When people call you weird, they’re saying one, two or all of these things:

1. I don’t relate to you.

2. You don’t fit my viewpoint of how people are supposed to be.

3. I don’t understand what you’re going through.

They don’t understand you in the same way that I didn’t understand the woman on the bus; they can’t make sense of what they’re seeing and/or hearing.

It’s true that we can all make our assumptions about a person based on how they behave, alongside other factors, and in some cases, we might be right.

But ultimately, calling a person weird comes down to not “getting” the person. However, that doesn’t mean justifying and ignoring a person’s dangerous behaviour.
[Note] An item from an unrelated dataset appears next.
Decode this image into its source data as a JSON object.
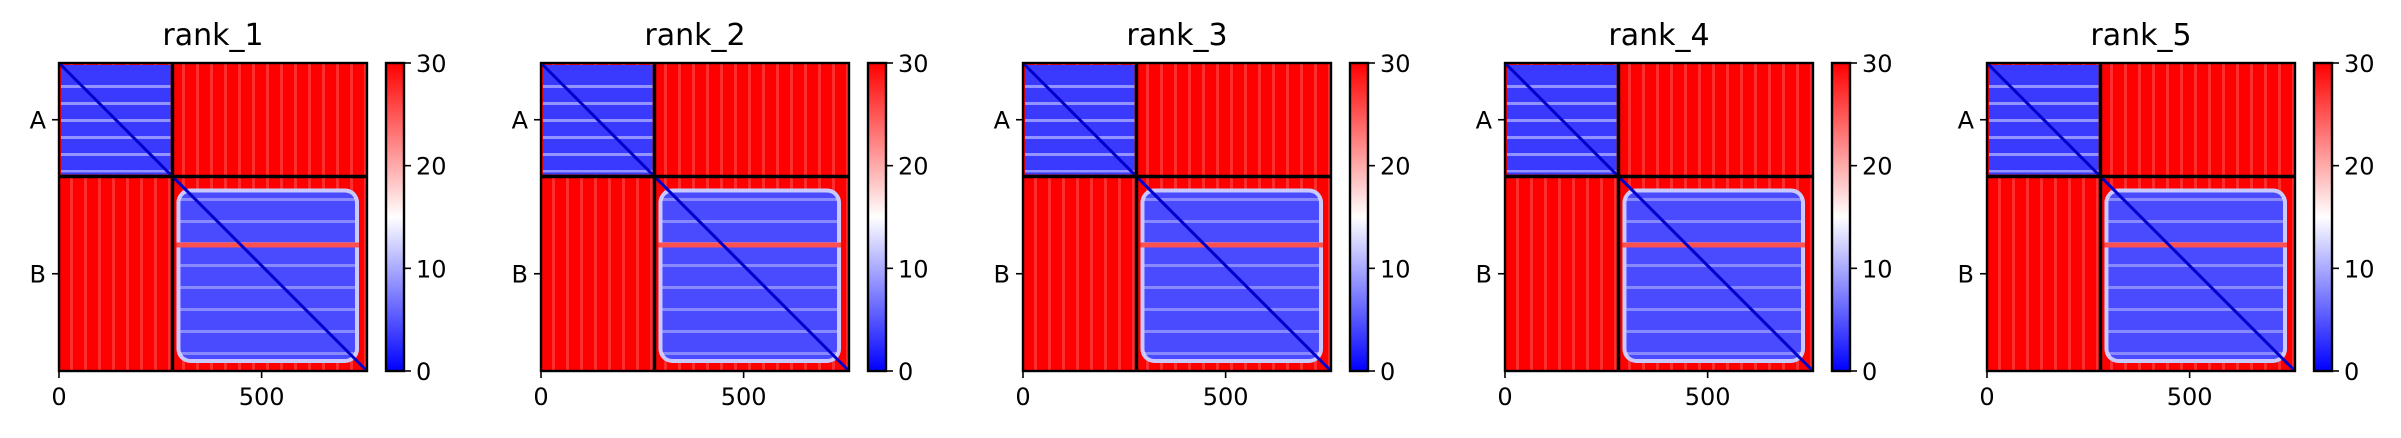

Whether you perceive a person as weird or not, you can’t simply sit back and ponder over the labels we give each other if you see him or her doing harm to others.

The fact that you are willing to say, “I do not understand, and it is fine,” is the greatest understanding you could exhibit. ―Wayne Dyer

So, what being weird really means is that you’re doing or going through something different from the masses, or not necessarily the masses but someone or a group of people who don’t do or experience things in the same way as you.

Their beliefs, their viewpoints about how to be and how to live life differ from yours or they don’t match how you’re currently living. But because they can’t or don’t want to wrap their head around what they perceive as “foreign” behaviour, they resort to calling you weird.